When air, water or land becomes polluted, it's often difficult and expensive -- and sometimes impossible -- to clean it up. Preventing pollution is cheaper than either waste management or cleanup. Many household products such as, paint, batteries, hazardous chemicals, compact fluorescent light bulbs (CFL), and even electronics contain toxic elements that can be harmful to the environment, you and your family if not disposed of properly. To ensure a safe and healthy home and environment, follow these tips for disposal and recycling of hazardous household wastes:
Batteries contain lead, mercury, and cadmium. These compounds should not be burned or put in land fills. When burned, these toxic compounds enter the air and food chain. In landfills, they can slowly penetrate ground water.
Chicago now has a city-wide battery collection program where batteries can be dropped off at any Chicago Public Library or Walgreens Drug Store. These locations accept alkaline and rechargeable batteries, but not lead-acid car batteries. Chicago, together with the Illinois Environmental Protection Agency (IEPA), holds several hazardous household wastes collections annually. These collections accept normal alkaline batteries, rechargeable and car batteries at no charge. For more information on dates and locations of collections visit the IEPA’s website at www.epa.state.il.us/land/hazardous-waste/household-haz-waste/index.html or call City of Chicago Department of Streets and Sanitation at (312) 744-4611. To find a recycling center that accepts batteries in your area, visit www.earth911.org.
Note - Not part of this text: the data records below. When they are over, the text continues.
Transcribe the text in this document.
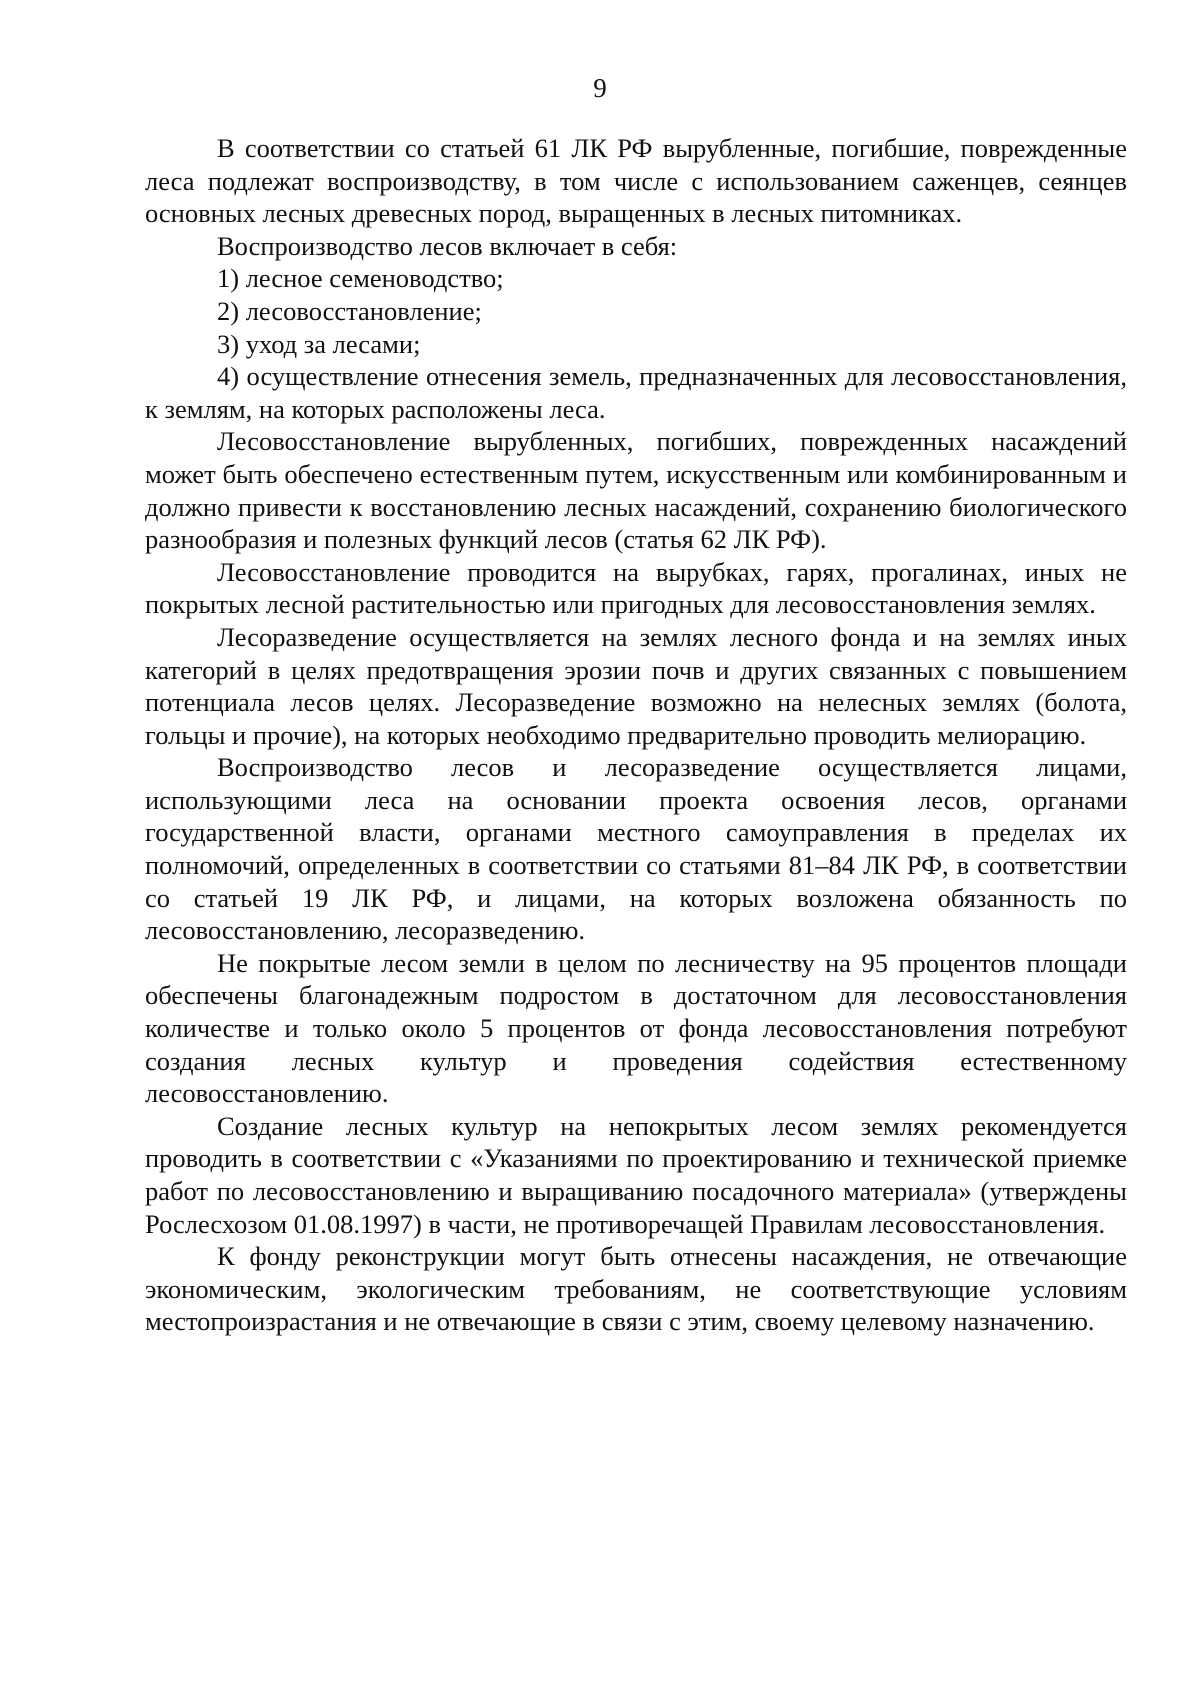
9

В соответствии со статьей 61 ЛК РФ вырубленные, погибшие, поврежденные леса подлежат воспроизводству, в том числе с использованием саженцев, сеянцев основных лесных древесных пород, выращенных в лесных питомниках.

Воспроизводство лесов включает в себя:

1) лесное семеноводство;

2) лесовосстановление;

3) уход за лесами;

4) осуществление отнесения земель, предназначенных для лесовосстановления, к землям, на которых расположены леса.

Лесовосстановление вырубленных, погибших, поврежденных насаждений может быть обеспечено естественным путем, искусственным или комбинированным и должно привести к восстановлению лесных насаждений, сохранению биологического разнообразия и полезных функций лесов (статья 62 ЛК РФ).

Лесовосстановление проводится на вырубках, гарях, прогалинах, иных не покрытых лесной растительностью или пригодных для лесовосстановления землях.

Лесоразведение осуществляется на землях лесного фонда и на землях иных категорий в целях предотвращения эрозии почв и других связанных с повышением потенциала лесов целях. Лесоразведение возможно на нелесных землях (болота, гольцы и прочие), на которых необходимо предварительно проводить мелиорацию.

Воспроизводство лесов и лесоразведение осуществляется лицами, использующими леса на основании проекта освоения лесов, органами государственной власти, органами местного самоуправления в пределах их полномочий, определенных в соответствии со статьями 81–84 ЛК РФ, в соответствии со статьей 19 ЛК РФ, и лицами, на которых возложена обязанность по лесовосстановлению, лесоразведению.

Не покрытые лесом земли в целом по лесничеству на 95 процентов площади обеспечены благонадежным подростом в достаточном для лесовосстановления количестве и только около 5 процентов от фонда лесовосстановления потребуют создания лесных культур и проведения содействия естественному лесовосстановлению.

Создание лесных культур на непокрытых лесом землях рекомендуется проводить в соответствии с «Указаниями по проектированию и технической приемке работ по лесовосстановлению и выращиванию посадочного материала» (утверждены Рослесхозом 01.08.1997) в части, не противоречащей Правилам лесовосстановления.

К фонду реконструкции могут быть отнесены насаждения, не отвечающие экономическим, экологическим требованиям, не соответствующие условиям местопроизрастания и не отвечающие в связи с этим, своему целевому назначению.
Computers, printers, televisions, cellular phones, stereos, fax machines, DVD players and VCRs are all recyclable. Electronics are usually made using hazardous materials such as lead, arsenic, mercury, and polychlorinated biphenyls (PCB’s) that should not be dumped in a landfill. Computers alone contain several pounds of lead in each monitor and a variety of other chemicals.
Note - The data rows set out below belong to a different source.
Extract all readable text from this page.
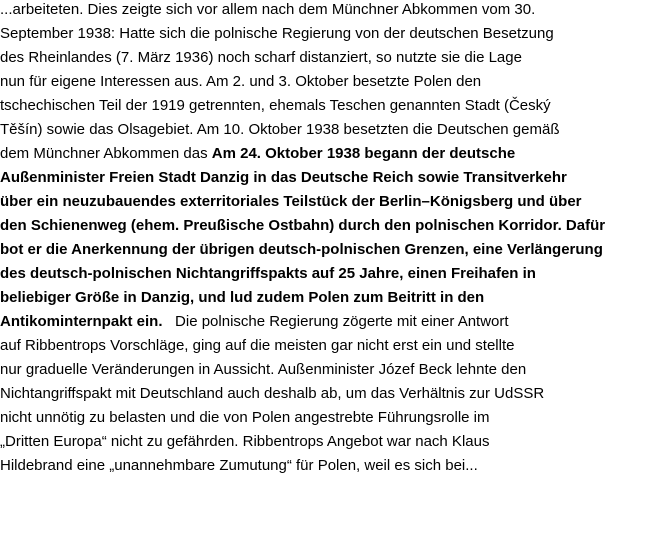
...arbeiteten. Dies zeigte sich vor allem nach dem Münchner Abkommen vom 30.
September 1938: Hatte sich die polnische Regierung von der deutschen Besetzung
des Rheinlandes (7. März 1936) noch scharf distanziert, so nutzte sie die Lage
nun für eigene Interessen aus. Am 2. und 3. Oktober besetzte Polen den
tschechischen Teil der 1919 getrennten, ehemals Teschen genannten Stadt (Český
Těšín) sowie das Olsagebiet. Am 10. Oktober 1938 besetzten die Deutschen gemäß
dem Münchner Abkommen das Am 24. Oktober 1938 begann der deutsche
Außenminister Freien Stadt Danzig in das Deutsche Reich sowie Transitverkehr
über ein neuzubauendes exterritoriales Teilstück der Berlin–Königsberg und über
den Schienenweg (ehem. Preußische Ostbahn) durch den polnischen Korridor. Dafür
bot er die Anerkennung der übrigen deutsch-polnischen Grenzen, eine Verlängerung
des deutsch-polnischen Nichtangriffspakts auf 25 Jahre, einen Freihafen in
beliebiger Größe in Danzig, und lud zudem Polen zum Beitritt in den
Antikominternpakt ein.   Die polnische Regierung zögerte mit einer Antwort
auf Ribbentrops Vorschläge, ging auf die meisten gar nicht erst ein und stellte
nur graduelle Veränderungen in Aussicht. Außenminister Józef Beck lehnte den
Nichtangriffspakt mit Deutschland auch deshalb ab, um das Verhältnis zur UdSSR
nicht unnötig zu belasten und die von Polen angestrebte Führungsrolle im
„Dritten Europa“ nicht zu gefährden. Ribbentrops Angebot war nach Klaus
Hildebrand eine „unannehmbare Zumutung“ für Polen, weil es sich bei...
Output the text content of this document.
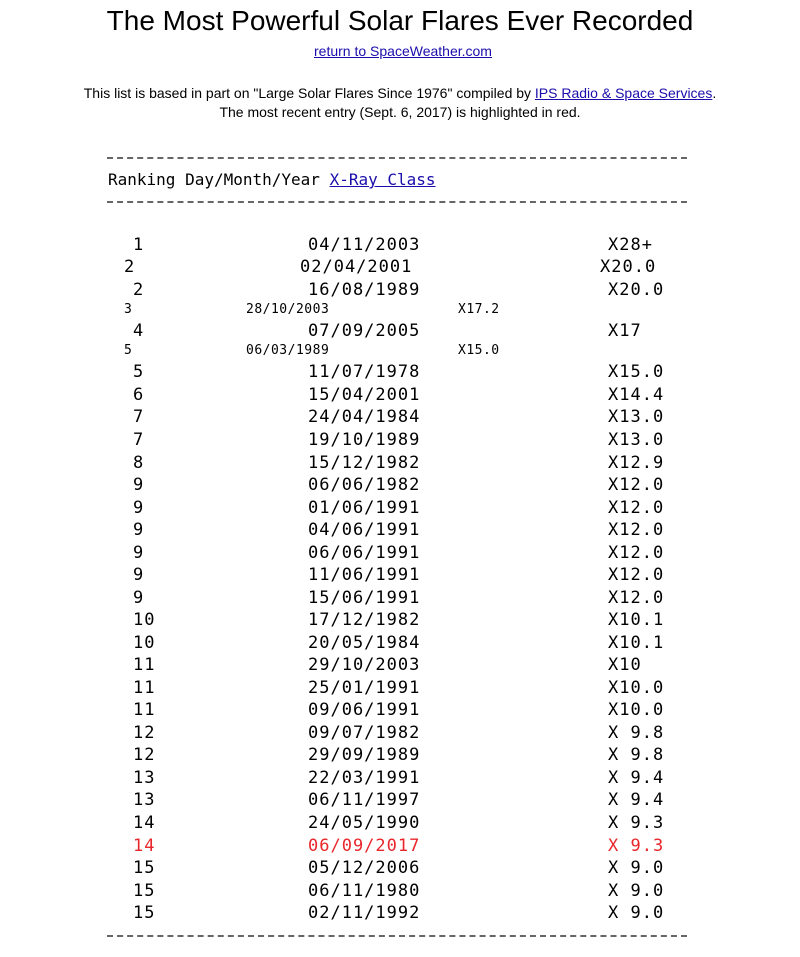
The Most Powerful Solar Flares Ever Recorded
return to SpaceWeather.com
This list is based in part on "Large Solar Flares Since 1976" compiled by IPS Radio & Space Services.
The most recent entry (Sept. 6, 2017) is highlighted in red.
Ranking Day/Month/Year X-Ray Class
1	04/11/2003	X28+
2	02/04/2001	X20.0
2	16/08/1989	X20.0
3	28/10/2003	X17.2
4	07/09/2005	X17
5	06/03/1989	X15.0
5	11/07/1978	X15.0
6	15/04/2001	X14.4
7	24/04/1984	X13.0
7	19/10/1989	X13.0
8	15/12/1982	X12.9
9	06/06/1982	X12.0
9	01/06/1991	X12.0
9	04/06/1991	X12.0
9	06/06/1991	X12.0
9	11/06/1991	X12.0
9	15/06/1991	X12.0
10	17/12/1982	X10.1
10	20/05/1984	X10.1
11	29/10/2003	X10
11	25/01/1991	X10.0
11	09/06/1991	X10.0
12	09/07/1982	X 9.8
12	29/09/1989	X 9.8
13	22/03/1991	X 9.4
13	06/11/1997	X 9.4
14	24/05/1990	X 9.3
14	06/09/2017	X 9.3
15	05/12/2006	X 9.0
15	06/11/1980	X 9.0
15	02/11/1992	X 9.0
Before throwing out your unwanted electronics, consider giving them to a relative or friend, donating unwanted items to a local charity or recycling them. Many recycling centers in Illinois accept electronics. Some computer manufacturers have created recycling centers for PC’s and have agreements with charities that will accept them. Visit www.epa.state.il.us, www.illinoisrecycles.org/byteback_text.html, www.earth911.org or call the toll-free Environmental Helpline at (888) 372-1996 to search for recycling centers/programs near you.
Paint (non-latex paint)
The IEPA reported that about 25% of the waste it collects at household hazardous waste events is paint. Paint makes up a large portion of hazardous waste that is improperly disposed of. If not properly discarded, waste from paint cans enter
storm drains and flow into rivers and streams, harming aquatic wildlife.
Many paint retailers in Illinois are accepting unwanted paint where it may be reformulated or remixed for reuse. For a list of local retailers accepting paint, visit the IEPA’s Partners for Waste Paint Solutions Program at www.epa.state.il.us/land/citizen-involvement/paint.html or www.epa.state.il.us/land/hazardous-waste for information on the IEPA’s household hazardous waste collection events.